Jetzt fällt immerhin ein Drängelungs-Instrument weg: dass Arbeitsagenturen auf Biegen und Brechen einen Job vermitteln müssen und wollen.  Das ist einer der wenigen positiven Aspekte des neuen Bürgergelds. Betroffene müssen künftig nicht jeden Hilfsjob annehmen, sie können sich qualifizieren.

Entscheidend ist allerdings, was die Jobcenter vor Ort aus den neuen Vorgaben machen. Dabei bleiben viele Fragen offen: Schaffen es die Jobcenter, das neue Leitbild der „Kooperation mit Arbeitssuchenden auf Augenhöhe“ in die Praxis umzusetzen? Und wie sieht das konkret aus im Hinblick auf das Verhältnis zu den Firmen und Unternehmen?

 

Existenzminimum

Eines ist bei der angeblich größten Reform seit 20 Jahren wirklich lachhaft: die Erhöhung des Bezugsgelds um schlappe 50 Euro. Die reichen nicht mal zum Inflationsausgleich. Schon jetzt decken bei der Hälfte der Hartz IV-Bezieher und -Bezieherinnen die Einnahmen nicht die Ausgaben.

Die Betroffenen können nur mit Hilfe von Lebensmittelspenden von der Tafel über die Runden kommen. Sie leben unter dem Existenzminimum. Und es wird immer schlimmer.

 

Inflation

Das Deutsche Institut für Wirtschaftsforschung rechnet bis Jahresende mit einer Inflation von zehn Prozent und für 2023 mit acht Prozent. Auf Menschen mit geringem Einkommen wie Bürgergeldbezieher lastet die Inflation drei- bis viermal so schwer. Sie müssen einen Großteil ihres Geldes für Lebensmittel verwenden.

Und da liegen die Preissteigerungen sogar bei 15 bis 20 Prozent. Das ist nicht zu stemmen. Niemand sollte weniger haben als das, was er zum Überleben braucht. Das bedeutet, dass das Bürgergeld dringend erhöht werden muss.

Reha in Bad Krozingen

Nun zu einem ebenfalls traurigen Thema: mein langer und beschwerlicher Aufenthalt in der Reha und eine weitere Woche in der Neurochirurgie:

Noch in der medizinischen Klinik ist klar, dass ich eine Reha benötige, um wieder auf die Beine zu kommen. Für die, die den letzten Blog nicht gelesen haben: Ich hatte eine Wirbelsäulen-OP. Unmittelbar anschließend habe ich mir eine schwere Lungenembolie eingefangen.

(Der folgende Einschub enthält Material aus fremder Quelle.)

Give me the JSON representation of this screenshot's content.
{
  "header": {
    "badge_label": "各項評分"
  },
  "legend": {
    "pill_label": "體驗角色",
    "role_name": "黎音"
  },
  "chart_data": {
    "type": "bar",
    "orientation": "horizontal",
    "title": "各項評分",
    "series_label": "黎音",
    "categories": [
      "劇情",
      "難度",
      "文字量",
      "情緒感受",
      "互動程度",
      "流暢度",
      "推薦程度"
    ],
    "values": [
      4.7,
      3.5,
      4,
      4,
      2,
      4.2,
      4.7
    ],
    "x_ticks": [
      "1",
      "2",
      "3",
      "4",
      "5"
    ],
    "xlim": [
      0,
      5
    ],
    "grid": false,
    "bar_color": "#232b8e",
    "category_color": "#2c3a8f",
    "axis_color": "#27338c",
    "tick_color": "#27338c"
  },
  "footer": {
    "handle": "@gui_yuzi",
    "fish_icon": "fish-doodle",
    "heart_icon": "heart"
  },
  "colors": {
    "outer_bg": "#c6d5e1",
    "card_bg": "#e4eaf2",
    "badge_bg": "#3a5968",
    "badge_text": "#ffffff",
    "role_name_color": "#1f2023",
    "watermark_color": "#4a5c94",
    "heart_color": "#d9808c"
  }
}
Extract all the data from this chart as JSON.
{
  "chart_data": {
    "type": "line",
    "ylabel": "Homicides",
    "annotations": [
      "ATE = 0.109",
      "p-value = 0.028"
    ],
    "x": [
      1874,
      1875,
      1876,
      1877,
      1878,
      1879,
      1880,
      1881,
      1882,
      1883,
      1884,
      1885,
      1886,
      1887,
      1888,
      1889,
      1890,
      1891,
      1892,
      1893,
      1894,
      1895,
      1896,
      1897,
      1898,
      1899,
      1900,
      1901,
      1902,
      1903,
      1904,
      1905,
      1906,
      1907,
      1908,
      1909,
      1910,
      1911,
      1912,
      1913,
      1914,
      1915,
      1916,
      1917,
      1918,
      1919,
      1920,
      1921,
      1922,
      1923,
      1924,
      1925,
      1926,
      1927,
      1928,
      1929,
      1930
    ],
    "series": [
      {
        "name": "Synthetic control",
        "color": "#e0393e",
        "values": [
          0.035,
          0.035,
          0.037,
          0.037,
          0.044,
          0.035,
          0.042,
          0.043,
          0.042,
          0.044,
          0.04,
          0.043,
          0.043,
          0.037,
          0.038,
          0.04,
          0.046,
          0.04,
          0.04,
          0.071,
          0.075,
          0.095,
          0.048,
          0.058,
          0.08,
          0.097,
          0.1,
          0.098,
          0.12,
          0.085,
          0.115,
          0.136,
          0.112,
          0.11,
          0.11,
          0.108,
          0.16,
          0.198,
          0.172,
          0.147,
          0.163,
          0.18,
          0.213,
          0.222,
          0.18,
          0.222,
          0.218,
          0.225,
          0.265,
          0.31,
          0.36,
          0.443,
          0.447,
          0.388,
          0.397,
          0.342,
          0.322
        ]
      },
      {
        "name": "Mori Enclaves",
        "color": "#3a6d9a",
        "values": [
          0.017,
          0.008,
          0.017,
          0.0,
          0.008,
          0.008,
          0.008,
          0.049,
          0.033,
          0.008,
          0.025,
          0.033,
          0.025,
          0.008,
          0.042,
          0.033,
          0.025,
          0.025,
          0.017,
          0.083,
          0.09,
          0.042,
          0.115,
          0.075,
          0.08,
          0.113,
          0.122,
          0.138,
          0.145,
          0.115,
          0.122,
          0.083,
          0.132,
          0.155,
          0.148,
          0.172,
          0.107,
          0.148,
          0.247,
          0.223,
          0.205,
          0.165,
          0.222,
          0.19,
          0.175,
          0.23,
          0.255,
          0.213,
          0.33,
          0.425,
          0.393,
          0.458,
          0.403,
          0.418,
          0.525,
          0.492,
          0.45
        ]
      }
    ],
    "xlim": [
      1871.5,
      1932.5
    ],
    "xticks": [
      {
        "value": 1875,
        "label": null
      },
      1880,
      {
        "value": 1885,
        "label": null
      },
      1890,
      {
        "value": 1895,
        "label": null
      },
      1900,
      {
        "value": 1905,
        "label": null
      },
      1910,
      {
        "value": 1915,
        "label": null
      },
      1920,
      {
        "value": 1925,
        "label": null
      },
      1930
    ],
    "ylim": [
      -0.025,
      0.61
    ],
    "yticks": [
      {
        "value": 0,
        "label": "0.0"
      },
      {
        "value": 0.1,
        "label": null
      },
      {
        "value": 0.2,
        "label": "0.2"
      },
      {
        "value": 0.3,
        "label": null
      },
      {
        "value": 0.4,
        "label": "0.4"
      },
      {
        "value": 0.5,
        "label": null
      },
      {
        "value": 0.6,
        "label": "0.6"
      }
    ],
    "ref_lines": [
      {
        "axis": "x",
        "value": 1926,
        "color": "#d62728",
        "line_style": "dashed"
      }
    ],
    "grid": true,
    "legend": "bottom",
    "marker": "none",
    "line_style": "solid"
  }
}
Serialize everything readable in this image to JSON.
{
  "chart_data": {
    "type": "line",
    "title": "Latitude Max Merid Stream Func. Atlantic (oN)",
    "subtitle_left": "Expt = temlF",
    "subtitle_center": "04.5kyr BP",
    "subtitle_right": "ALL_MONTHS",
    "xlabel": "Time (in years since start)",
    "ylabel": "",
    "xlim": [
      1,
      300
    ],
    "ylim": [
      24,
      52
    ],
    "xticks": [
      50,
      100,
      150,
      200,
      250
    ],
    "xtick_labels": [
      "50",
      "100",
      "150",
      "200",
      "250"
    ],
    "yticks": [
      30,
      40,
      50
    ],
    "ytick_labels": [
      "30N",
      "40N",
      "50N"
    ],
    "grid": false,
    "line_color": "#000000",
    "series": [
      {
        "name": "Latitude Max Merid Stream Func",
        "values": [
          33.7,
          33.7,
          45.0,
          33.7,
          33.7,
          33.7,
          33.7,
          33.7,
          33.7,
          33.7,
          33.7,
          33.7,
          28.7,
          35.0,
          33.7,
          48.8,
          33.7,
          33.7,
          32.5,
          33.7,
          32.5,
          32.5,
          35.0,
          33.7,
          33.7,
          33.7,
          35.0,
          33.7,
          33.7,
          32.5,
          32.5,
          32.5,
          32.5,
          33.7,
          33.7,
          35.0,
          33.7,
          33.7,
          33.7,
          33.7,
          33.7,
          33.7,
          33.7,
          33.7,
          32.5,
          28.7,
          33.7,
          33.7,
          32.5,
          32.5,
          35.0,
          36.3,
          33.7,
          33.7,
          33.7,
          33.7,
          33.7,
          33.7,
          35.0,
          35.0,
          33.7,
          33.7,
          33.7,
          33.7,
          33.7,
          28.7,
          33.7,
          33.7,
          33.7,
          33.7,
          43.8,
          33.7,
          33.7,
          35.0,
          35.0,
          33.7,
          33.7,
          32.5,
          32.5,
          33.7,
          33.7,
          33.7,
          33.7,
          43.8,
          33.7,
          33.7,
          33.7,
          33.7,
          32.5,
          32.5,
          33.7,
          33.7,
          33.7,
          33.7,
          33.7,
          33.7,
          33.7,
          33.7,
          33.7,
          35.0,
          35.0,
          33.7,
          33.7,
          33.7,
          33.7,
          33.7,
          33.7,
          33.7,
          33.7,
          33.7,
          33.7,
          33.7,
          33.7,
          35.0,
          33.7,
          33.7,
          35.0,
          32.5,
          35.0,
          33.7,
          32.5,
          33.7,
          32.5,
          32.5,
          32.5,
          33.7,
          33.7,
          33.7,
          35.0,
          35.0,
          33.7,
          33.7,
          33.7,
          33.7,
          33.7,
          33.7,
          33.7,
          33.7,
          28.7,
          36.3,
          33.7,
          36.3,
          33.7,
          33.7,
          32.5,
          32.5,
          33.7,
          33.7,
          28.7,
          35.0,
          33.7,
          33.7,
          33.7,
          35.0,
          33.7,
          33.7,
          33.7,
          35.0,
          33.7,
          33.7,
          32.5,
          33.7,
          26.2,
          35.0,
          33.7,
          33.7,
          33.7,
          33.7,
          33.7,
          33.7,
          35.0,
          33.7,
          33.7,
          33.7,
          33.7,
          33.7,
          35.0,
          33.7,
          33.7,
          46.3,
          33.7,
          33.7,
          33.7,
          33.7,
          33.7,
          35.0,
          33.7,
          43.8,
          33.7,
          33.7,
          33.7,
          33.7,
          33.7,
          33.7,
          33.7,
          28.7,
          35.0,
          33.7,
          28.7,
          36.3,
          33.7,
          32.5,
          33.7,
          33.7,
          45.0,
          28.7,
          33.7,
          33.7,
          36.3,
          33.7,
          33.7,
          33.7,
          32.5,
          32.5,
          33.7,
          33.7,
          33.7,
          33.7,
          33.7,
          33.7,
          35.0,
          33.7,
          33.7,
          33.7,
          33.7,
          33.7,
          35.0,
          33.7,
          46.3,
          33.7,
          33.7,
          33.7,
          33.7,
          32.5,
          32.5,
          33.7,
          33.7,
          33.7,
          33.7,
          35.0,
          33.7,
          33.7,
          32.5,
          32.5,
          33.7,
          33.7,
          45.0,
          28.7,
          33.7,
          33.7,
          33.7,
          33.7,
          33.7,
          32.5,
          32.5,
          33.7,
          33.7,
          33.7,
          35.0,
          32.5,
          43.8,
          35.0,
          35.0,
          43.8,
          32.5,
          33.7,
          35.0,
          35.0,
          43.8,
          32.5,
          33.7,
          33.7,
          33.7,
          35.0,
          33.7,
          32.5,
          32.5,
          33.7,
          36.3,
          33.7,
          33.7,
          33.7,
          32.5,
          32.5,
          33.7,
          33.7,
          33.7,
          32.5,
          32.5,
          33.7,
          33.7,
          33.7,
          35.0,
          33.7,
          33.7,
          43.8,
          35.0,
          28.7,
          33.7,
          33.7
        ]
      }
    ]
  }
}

Ich entscheide mich für die Theresienklinik in Bad Krozingen. Der Sozialdienst der Klinik übernimmt die Anmeldung und den Antrag auf Kostenübernahme bei meiner Krankenkasse Debeka.

Alles geregelt, denke ich. Doch Pustekuchen. Weit gefehlt. Denn als ich die Krankenkasse anrufe, um mich über den Stand der Dinge zu erkundigen, kommt die Überraschung: Keine Kostenübernahme für die Reha.

 

 

Debeka blockt ab

Die Debeka will lediglich eine Kur genehmigen. Das heißt, sie übernimmt 22 Euro pro Tag der Behandlungskosten, mehr nicht. Das darf nicht wahr sein, ereifere ich mich. „Ihr Krankheitsbild ergibt lediglich den Anspruch auf Kur“, erklärt die Mitarbeiterin am Telefon.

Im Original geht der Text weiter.